I was so cold, so scared. I remember thinking about dying (they don’t tell you to remove all metal from your body because they don’t like accessories). I am pretty sure I prayed; I probably tried to bargain with God, but I don’t remember what I promised. As they wheeled me into the room with the blinding lights and moved me from the stretcher to the table, I was shaking from head to foot so hard that I’m pretty sure I was coming off the table. And sure, part of it was sheer fear of the unknown; I’d never had any sort of surgery more serious than a wisdom tooth extraction. But a lot of it, I think, was being hit with the unexpected — the unimaginable — while already drowning in exhaustion and pain.

I’m within days or weeks of giving birth, and I don’t feel scared about that at all — I really don’t. (At least not on a conscious level.) I’m not planning on a surgical birth, but I know it could happen. These things do, sometimes. And if you asked me, I’d tell you that I’m at peace with that possibility, that I’ll be okay with it — and that’s true, on a philosophical level. Ultimately, whatever needs to happen for a healthy baby is fine, and I’m not going to beat myself up if I can’t deliver naturally, or if I can’t breastfeed, etc. etc. etc. But I’d be lying if I said that the thought didn’t scare me, on a much less rational level. I reckon it’s something in the same ballpark as PTSD — not that I’m trying to compare an emergency D&C to being in a war zone, of course, but I bet it’s a similar sort of thing. Heck, the bright light at my dentist’s office gave me the heeby-jeebies. I’ve read enough books with wounded-warrior archetypes to recognize that sort of thing when I experience it.

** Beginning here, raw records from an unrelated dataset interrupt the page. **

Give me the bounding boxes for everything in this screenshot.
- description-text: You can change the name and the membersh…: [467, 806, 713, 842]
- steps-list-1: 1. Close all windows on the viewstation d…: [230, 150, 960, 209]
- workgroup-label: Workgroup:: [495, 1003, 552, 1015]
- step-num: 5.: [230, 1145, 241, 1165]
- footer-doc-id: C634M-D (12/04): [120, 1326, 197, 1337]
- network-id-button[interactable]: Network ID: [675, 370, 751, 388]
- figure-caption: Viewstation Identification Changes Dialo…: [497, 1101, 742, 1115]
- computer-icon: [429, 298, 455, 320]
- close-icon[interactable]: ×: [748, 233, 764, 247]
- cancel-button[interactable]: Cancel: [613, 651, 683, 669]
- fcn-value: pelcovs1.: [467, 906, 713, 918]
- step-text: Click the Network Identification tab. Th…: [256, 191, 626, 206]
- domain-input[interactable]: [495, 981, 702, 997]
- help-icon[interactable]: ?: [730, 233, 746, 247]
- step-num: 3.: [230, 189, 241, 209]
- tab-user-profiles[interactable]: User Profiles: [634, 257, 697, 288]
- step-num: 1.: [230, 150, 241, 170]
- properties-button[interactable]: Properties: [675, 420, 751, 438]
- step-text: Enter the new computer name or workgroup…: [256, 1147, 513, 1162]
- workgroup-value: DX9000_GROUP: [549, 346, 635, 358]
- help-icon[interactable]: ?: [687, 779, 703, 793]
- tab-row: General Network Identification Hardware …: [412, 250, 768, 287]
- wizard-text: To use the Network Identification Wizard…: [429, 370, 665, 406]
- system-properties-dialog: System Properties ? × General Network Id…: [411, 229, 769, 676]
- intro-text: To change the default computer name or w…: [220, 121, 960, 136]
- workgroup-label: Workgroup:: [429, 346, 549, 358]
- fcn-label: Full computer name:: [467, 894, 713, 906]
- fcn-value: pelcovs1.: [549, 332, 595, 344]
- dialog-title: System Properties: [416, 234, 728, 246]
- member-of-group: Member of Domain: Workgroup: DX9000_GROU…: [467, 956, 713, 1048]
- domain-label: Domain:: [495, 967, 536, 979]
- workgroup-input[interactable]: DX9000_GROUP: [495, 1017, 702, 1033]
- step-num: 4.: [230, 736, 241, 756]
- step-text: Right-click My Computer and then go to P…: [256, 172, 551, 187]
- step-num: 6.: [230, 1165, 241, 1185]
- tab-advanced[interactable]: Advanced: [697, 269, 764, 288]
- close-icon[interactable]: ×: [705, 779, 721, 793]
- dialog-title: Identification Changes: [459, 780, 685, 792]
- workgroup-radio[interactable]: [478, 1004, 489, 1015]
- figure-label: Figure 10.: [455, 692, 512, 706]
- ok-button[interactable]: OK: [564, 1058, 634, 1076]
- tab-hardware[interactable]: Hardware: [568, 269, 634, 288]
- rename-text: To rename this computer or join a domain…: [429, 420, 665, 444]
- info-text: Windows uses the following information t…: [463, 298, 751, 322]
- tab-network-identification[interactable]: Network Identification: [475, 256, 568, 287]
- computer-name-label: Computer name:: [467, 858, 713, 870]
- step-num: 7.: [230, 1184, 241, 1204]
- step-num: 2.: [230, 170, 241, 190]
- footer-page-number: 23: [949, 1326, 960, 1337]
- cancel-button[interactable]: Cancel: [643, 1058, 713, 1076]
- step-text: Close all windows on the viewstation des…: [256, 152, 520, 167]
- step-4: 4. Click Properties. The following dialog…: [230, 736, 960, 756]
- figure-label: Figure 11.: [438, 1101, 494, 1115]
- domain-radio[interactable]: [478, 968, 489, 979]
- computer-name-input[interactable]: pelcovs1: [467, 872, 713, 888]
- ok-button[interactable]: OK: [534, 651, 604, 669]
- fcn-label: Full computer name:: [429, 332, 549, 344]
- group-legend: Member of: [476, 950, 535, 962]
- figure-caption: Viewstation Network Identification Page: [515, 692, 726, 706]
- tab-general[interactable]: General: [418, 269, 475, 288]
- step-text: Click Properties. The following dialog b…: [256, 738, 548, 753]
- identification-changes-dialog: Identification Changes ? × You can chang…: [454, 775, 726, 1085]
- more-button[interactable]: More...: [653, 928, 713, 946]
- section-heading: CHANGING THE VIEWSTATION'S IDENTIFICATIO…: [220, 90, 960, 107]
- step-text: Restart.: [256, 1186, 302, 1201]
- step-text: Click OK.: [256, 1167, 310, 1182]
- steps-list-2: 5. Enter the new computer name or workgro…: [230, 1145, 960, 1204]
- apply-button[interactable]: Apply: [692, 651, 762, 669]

Any book or website about this whole birth thing will tell you that it’s best to be mentally prepared for a lot of different possibilities. The part of my brain that thinks has paid attention to this advice and has rehearsed for the possibility of a lot of things I’m not expecting. I’m not sure if the part of my brain that feels can really get that memo ahead of time.

No matter what, though, I think I can probably rest easy knowing that I’m not likely to be getting prepped for surgery on a windy playground. 🙂

[Ed. note: I was going to put a thumbnail of some OR lights in this post, just to add a little visual pizzazz — but I kid you not, when I ran the Google Image Search, it gave me a stomachache. Good grief. It’s been sixteen months. You’d think I could get over it already.]